Monday, November 4, 2013

The Growing Value of Capital and the Decreasing Value of Labor

In the United States, the failure of wages to keep up with gains in productivity is a well-known phenomenon. The relative decline in wages began in the 1980s. Its cause has been attributed to growing automation and the outsourcing of work that accompanied globalization. A recent article in The Economist provides data that indicates that this is a quite general phenomenon that pertains to all developed countries and is relatively independent of social policies and labor regulations.

The article utilized OECD data from its member countries to indicate how labor’s share of the economy has fallen over the recent decades. Below are plotted labor costs as a percentage of GDP for a range of countries.



The four countries with a long history of economic development, the US, Britain, Germany, and Japan, all look quite similar from this perspective. South Korea and Mexico, more recent entries into the developed-nation category, have different starting points and different economic environments, but they also share in the decline of economic activity associated with labor. Labor’s share is falling even faster in those two nations.

The universality of this phenomenon suggests that something quite fundamental is at work; something that is inexorable and inevitable. Of the two suggested culprits, technology seems to be the dominant factor. Globalization certainly contributes, but the trends began before globalization became significant.

"The likeliest culprit is technology, which, the OECD estimates, accounts for roughly 80% of the drop in the labour share among its members."


Technology has made investments in capital more beneficial than investments in labor through ever improving ways to replace human labor with mechanical labor. The reach of labor-saving technology has moved into what were once well-paid, white-collar jobs. Computers and new methodologies have allowed for a large number of middle class jobs, as well as some professional work, to be automated or off-shored. The net effect is that economies preferentially create new jobs in lower-wage categories, and there is increasing income inequality within a country.

In the chart above, the mature economies tend to look nearly identical. However, each has provided a different response to this long-term situation by implementing social policies that supplement the incomes of the lower-wage workers by redistributing wealth. This is a noble and necessary response, but one senses that these can only be stopgap measures. It seems that a more fundamental response will be required.
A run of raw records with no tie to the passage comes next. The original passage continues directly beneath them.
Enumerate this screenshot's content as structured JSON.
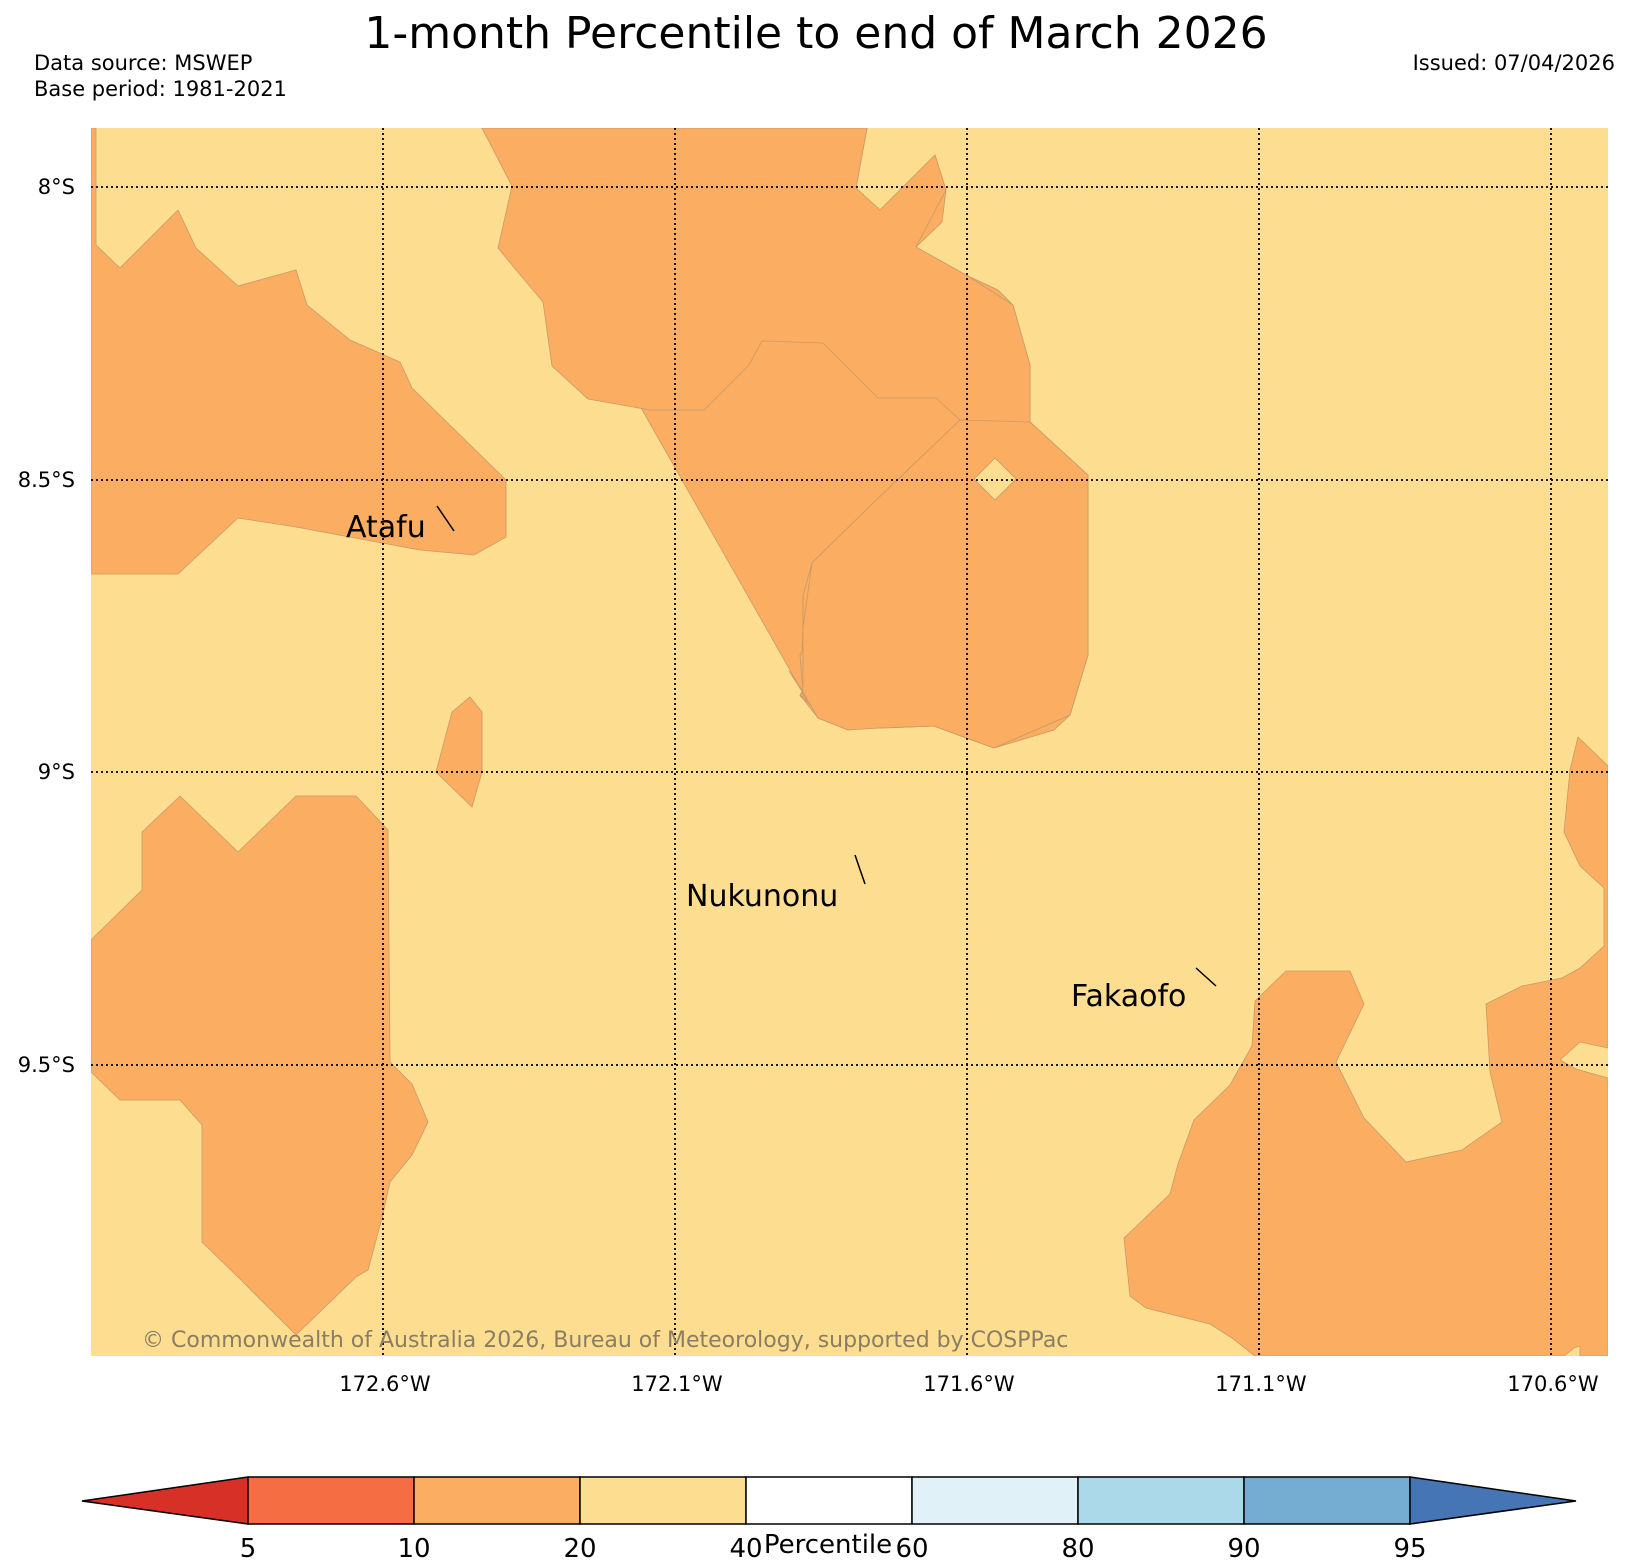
{
  "header": {
    "title": "1-month Percentile to end of March 2026",
    "data_source": "Data source: MSWEP",
    "base_period": "Base period: 1981-2021",
    "issued": "Issued: 07/04/2026"
  },
  "map": {
    "lat_labels": [
      "8°S",
      "8.5°S",
      "9°S",
      "9.5°S"
    ],
    "lon_labels": [
      "172.6°W",
      "172.1°W",
      "171.6°W",
      "171.1°W",
      "170.6°W"
    ],
    "places": {
      "atafu": "Atafu",
      "nukunonu": "Nukunonu",
      "fakaofo": "Fakaofo"
    },
    "copyright": "© Commonwealth of Australia 2026, Bureau of Meteorology, supported by COSPPac",
    "colors": {
      "band_20_40": "#fddd8f",
      "band_10_20": "#fbad62"
    }
  },
  "colorbar": {
    "title": "Percentile",
    "ticks": [
      "5",
      "10",
      "20",
      "40",
      "60",
      "80",
      "90",
      "95"
    ],
    "colors": [
      "#d73027",
      "#f46d43",
      "#fbad62",
      "#fddd8f",
      "#ffffff",
      "#e0f2f8",
      "#abd9e9",
      "#74add1",
      "#4575b4"
    ]
  }
}
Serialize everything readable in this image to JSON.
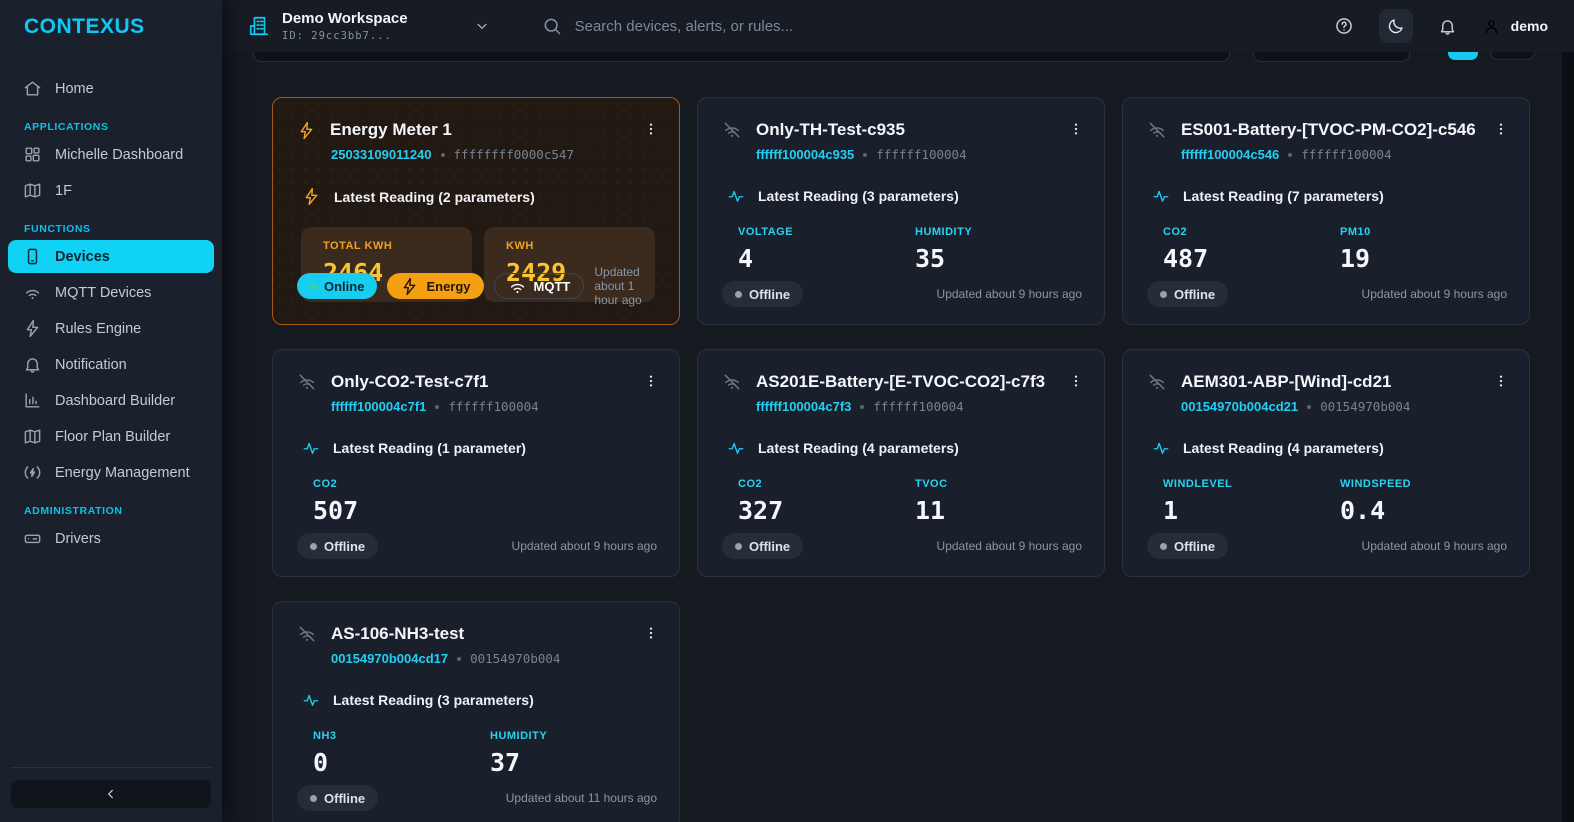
{
  "brand": {
    "logo_text": "CONTEXUS"
  },
  "colors": {
    "accent_cyan": "#18cdf0",
    "accent_amber": "#f5a012",
    "energy_border": "#a65a14",
    "sidebar_bg": "#1b212c",
    "card_bg": "#1a202b"
  },
  "sidebar": {
    "sections": [
      {
        "header": "",
        "items": [
          {
            "label": "Home",
            "icon": "home",
            "active": false
          }
        ]
      },
      {
        "header": "APPLICATIONS",
        "items": [
          {
            "label": "Michelle Dashboard",
            "icon": "dashboard",
            "active": false
          },
          {
            "label": "1F",
            "icon": "map",
            "active": false
          }
        ]
      },
      {
        "header": "FUNCTIONS",
        "items": [
          {
            "label": "Devices",
            "icon": "device",
            "active": true
          },
          {
            "label": "MQTT Devices",
            "icon": "wifi",
            "active": false
          },
          {
            "label": "Rules Engine",
            "icon": "bolt",
            "active": false
          },
          {
            "label": "Notification",
            "icon": "bell",
            "active": false
          },
          {
            "label": "Dashboard Builder",
            "icon": "chart",
            "active": false
          },
          {
            "label": "Floor Plan Builder",
            "icon": "map",
            "active": false
          },
          {
            "label": "Energy Management",
            "icon": "energy",
            "active": false
          }
        ]
      },
      {
        "header": "ADMINISTRATION",
        "items": [
          {
            "label": "Drivers",
            "icon": "drive",
            "active": false
          }
        ]
      }
    ]
  },
  "topbar": {
    "workspace_name": "Demo Workspace",
    "workspace_id": "ID: 29cc3bb7...",
    "search_placeholder": "Search devices, alerts, or rules...",
    "user_name": "demo"
  },
  "cards": [
    {
      "style": "energy",
      "icon": "bolt",
      "reading_icon": "bolt",
      "name": "Energy Meter 1",
      "device_id": "25033109011240",
      "gateway_id": "ffffffff0000c547",
      "reading": "Latest Reading (2 parameters)",
      "params": [
        {
          "label": "TOTAL KWH",
          "value": "2464"
        },
        {
          "label": "KWH",
          "value": "2429"
        }
      ],
      "badges": [
        {
          "label": "Online",
          "type": "online"
        },
        {
          "label": "Energy",
          "type": "energy"
        },
        {
          "label": "MQTT",
          "type": "mqtt"
        }
      ],
      "updated": "Updated about 1 hour ago"
    },
    {
      "style": "default",
      "icon": "wifi-off",
      "reading_icon": "pulse",
      "name": "Only-TH-Test-c935",
      "device_id": "ffffff100004c935",
      "gateway_id": "ffffff100004",
      "reading": "Latest Reading (3 parameters)",
      "params": [
        {
          "label": "VOLTAGE",
          "value": "4"
        },
        {
          "label": "HUMIDITY",
          "value": "35"
        }
      ],
      "badges": [
        {
          "label": "Offline",
          "type": "offline"
        }
      ],
      "updated": "Updated about 9 hours ago"
    },
    {
      "style": "default",
      "icon": "wifi-off",
      "reading_icon": "pulse",
      "name": "ES001-Battery-[TVOC-PM-CO2]-c546",
      "device_id": "ffffff100004c546",
      "gateway_id": "ffffff100004",
      "reading": "Latest Reading (7 parameters)",
      "params": [
        {
          "label": "CO2",
          "value": "487"
        },
        {
          "label": "PM10",
          "value": "19"
        }
      ],
      "badges": [
        {
          "label": "Offline",
          "type": "offline"
        }
      ],
      "updated": "Updated about 9 hours ago"
    },
    {
      "style": "default",
      "icon": "wifi-off",
      "reading_icon": "pulse",
      "name": "Only-CO2-Test-c7f1",
      "device_id": "ffffff100004c7f1",
      "gateway_id": "ffffff100004",
      "reading": "Latest Reading (1 parameter)",
      "params": [
        {
          "label": "CO2",
          "value": "507"
        }
      ],
      "badges": [
        {
          "label": "Offline",
          "type": "offline"
        }
      ],
      "updated": "Updated about 9 hours ago"
    },
    {
      "style": "default",
      "icon": "wifi-off",
      "reading_icon": "pulse",
      "name": "AS201E-Battery-[E-TVOC-CO2]-c7f3",
      "device_id": "ffffff100004c7f3",
      "gateway_id": "ffffff100004",
      "reading": "Latest Reading (4 parameters)",
      "params": [
        {
          "label": "CO2",
          "value": "327"
        },
        {
          "label": "TVOC",
          "value": "11"
        }
      ],
      "badges": [
        {
          "label": "Offline",
          "type": "offline"
        }
      ],
      "updated": "Updated about 9 hours ago"
    },
    {
      "style": "default",
      "icon": "wifi-off",
      "reading_icon": "pulse",
      "name": "AEM301-ABP-[Wind]-cd21",
      "device_id": "00154970b004cd21",
      "gateway_id": "00154970b004",
      "reading": "Latest Reading (4 parameters)",
      "params": [
        {
          "label": "WINDLEVEL",
          "value": "1"
        },
        {
          "label": "WINDSPEED",
          "value": "0.4"
        }
      ],
      "badges": [
        {
          "label": "Offline",
          "type": "offline"
        }
      ],
      "updated": "Updated about 9 hours ago"
    },
    {
      "style": "default",
      "icon": "wifi-off",
      "reading_icon": "pulse",
      "name": "AS-106-NH3-test",
      "device_id": "00154970b004cd17",
      "gateway_id": "00154970b004",
      "reading": "Latest Reading (3 parameters)",
      "params": [
        {
          "label": "NH3",
          "value": "0"
        },
        {
          "label": "HUMIDITY",
          "value": "37"
        }
      ],
      "badges": [
        {
          "label": "Offline",
          "type": "offline"
        }
      ],
      "updated": "Updated about 11 hours ago"
    }
  ]
}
We seem to be entering terrain that has been anticipated by science fiction writers for many decades. There is no real limit to the ability of capital to replace labor. It is difficult to conjure up physical manipulations that cannot be reproduced by a well-designed and well-programmed machine. There is no reason why a machine can’t perform complex surgeries more accurately and more efficiently than a skilled human. Is there logic that a human is capable of that cannot be reproduced by computer-based logic? It is not inconceivable that mankind could reach a stage where nearly all work is performed by a machine.

It seems there is a form of "the tragedy of the commons" at work here. If it is in each business’s best interests to replace labor with capital investment, then each business will benefit—but only up to a point. Economies depend on having consumers for the products produced. Technology is eliminating the jobs and incomes of potential consumers. This trend can’t go on forever. Society will have to decide how it will deal with this.

Currently, societies are organized around the notion that a person earns his keep by working at a job. This assumes that there exist enough jobs for all those able and willing to work, and that the others are in a sufficient minority that they can be cared for by the majority. What happens if this assumption no longer holds? How does an economy continue to function?

One extreme end point would have machines producing all the goods that humans need. This would require a means for distributing those goods to individuals. How complicated could that be?

Another extreme might have society stepping in and deciding to implement a full-employment policy that might severely limit the utilization of machines in supplanting labor.

At either extreme, and at all points between, the issue of population management arises. How many people does a society need? How many people can a society tolerate? At what point are there more people than can be supported?

It is never too early to start worrying about a new problem.

1 comment:

  1. I realize this is an old post but I stumbled across it and wanted to comment, so I shall.

    The devaluation of labor, the exacerbation of income inequality, and the consolidation of wealth within a more and more powerful superclass all suggest a sort of musical chairs as we approach the post-scarcity world you describe.

    I fear that this superclass (and anyone they can recruit) will fail to give up this sort of wealth without our civilization undergoing a catastrophic reset of some sort. Greed is a powerful trait that is deeply rooted in our most primitive survival instincts and will prove exceedingly difficult to recalibrate on a broad social level.

    Much like an orphan that is adopted by a wealthy family I fear we will find ourselves sleeping next to a perfectly good bed for some time before things settle out.